尘世糟蹋了多少诗意、温情和心地的纯洁!
——《托尔斯泰传》
鹰的价值是飞翔。为了猛扑,为了使自己的利爪插进活生生的猎获物的兽毛中,——这就是现实。
——《罗曼·罗兰回忆录》
财富令人起敬,它是社会秩序的支柱之一。可是其前提条件在于不能动摇它的基础,即不能动摇合法的家庭。社会的支持者在这儿把守着;谁要是在这个问题上发生摩擦,那他就没有好下常
——《母与子》
社会上永远有些沽名钓誉的人,空头的大文豪,投机的思想家,利用青年们这个顽强的、苦苦追求的欲望,大吹大擂地叫卖他们的毒剂。
——《约翰·克利斯朵夫》
没有国家的力量,就没有个人的权利。
——《爱与死的搏斗》
一个被战争攻击的伟大国家,不但要保卫自己的边疆,并且要保卫自己清明的见识。
——《超越混战》
唯有能够用几世纪的耐性、劳苦、信仰,去换取幸运与天才的民族,才有获得幸运与天才的希望。
——《约翰·克利斯朵夫》
一个民族的政治生活仅仅是它生命的表面。
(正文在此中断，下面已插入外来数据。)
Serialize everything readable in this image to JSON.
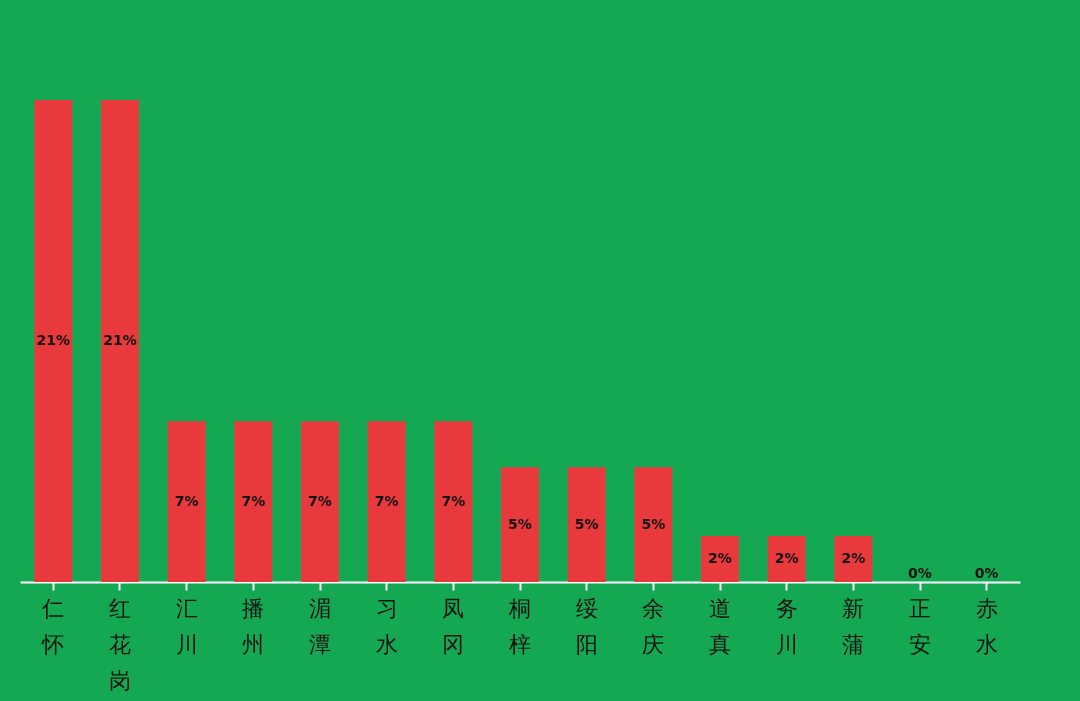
{
  "chart_data": {
    "type": "bar",
    "categories": [
      "仁怀",
      "红花岗",
      "汇川",
      "播州",
      "湄潭",
      "习水",
      "凤冈",
      "桐梓",
      "绥阳",
      "余庆",
      "道真",
      "务川",
      "新蒲",
      "正安",
      "赤水"
    ],
    "values": [
      21,
      21,
      7,
      7,
      7,
      7,
      7,
      5,
      5,
      5,
      2,
      2,
      2,
      0,
      0
    ],
    "value_labels": [
      "21%",
      "21%",
      "7%",
      "7%",
      "7%",
      "7%",
      "7%",
      "5%",
      "5%",
      "5%",
      "2%",
      "2%",
      "2%",
      "0%",
      "0%"
    ],
    "color": "#e8393c",
    "grid": false
  }
}
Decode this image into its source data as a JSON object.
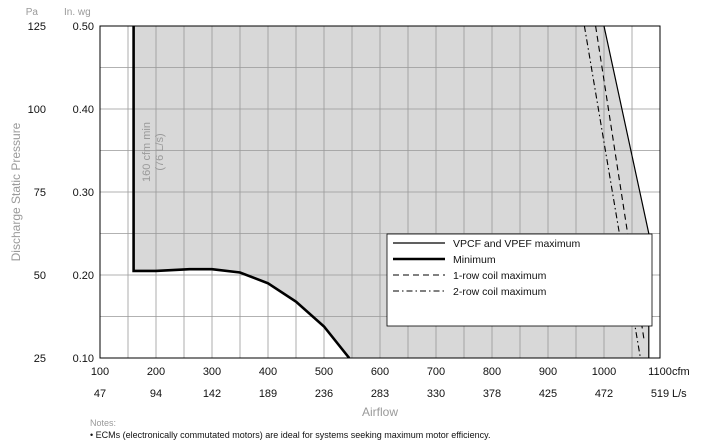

为了探索它内在的生命——各种行动的源泉——我们必须通过文学、哲学和艺术而深入其灵魂,因为这些领域反映了人民的种种思想、热情与理想。
——《音乐在通史上的地位》
一个人生在一个太老的民族中间是需要付很大的代价的。他负担极重:有悠久的历史,有种种的考验,有令人厌倦的经验,有智慧方面与感情方面的失意,总之是有几百年的生活,——沉淀在这生活底下的是一些烦闷的渣滓。
——《约翰·克利斯朵夫》
从某种意义上讲,世界的每一个进步都是违反上帝的意志而实现的。
——《母与子》
几乎可以这样说,由于胚胎的发展,心理机能在演化过程中经历一系列兽类的形式,它必须通过最粗暴的阶段,才能够依赖人类的意志和智慧,上升到最高超的境界。
——《母与子》
人类正在狂风暴雨中改变面目,整个世界也都在改造中,不能允许任何人到过去时代的美好事物中找一个藏身洞。
——《约翰·克利斯朵夫》
为了人类的进步,不妨“龌龊”——甚至于需要“恶作剧”时就不妨“恶作剧”一下。
——《爱与死的搏斗》
没有沉闷的时代,只有沉闷的人。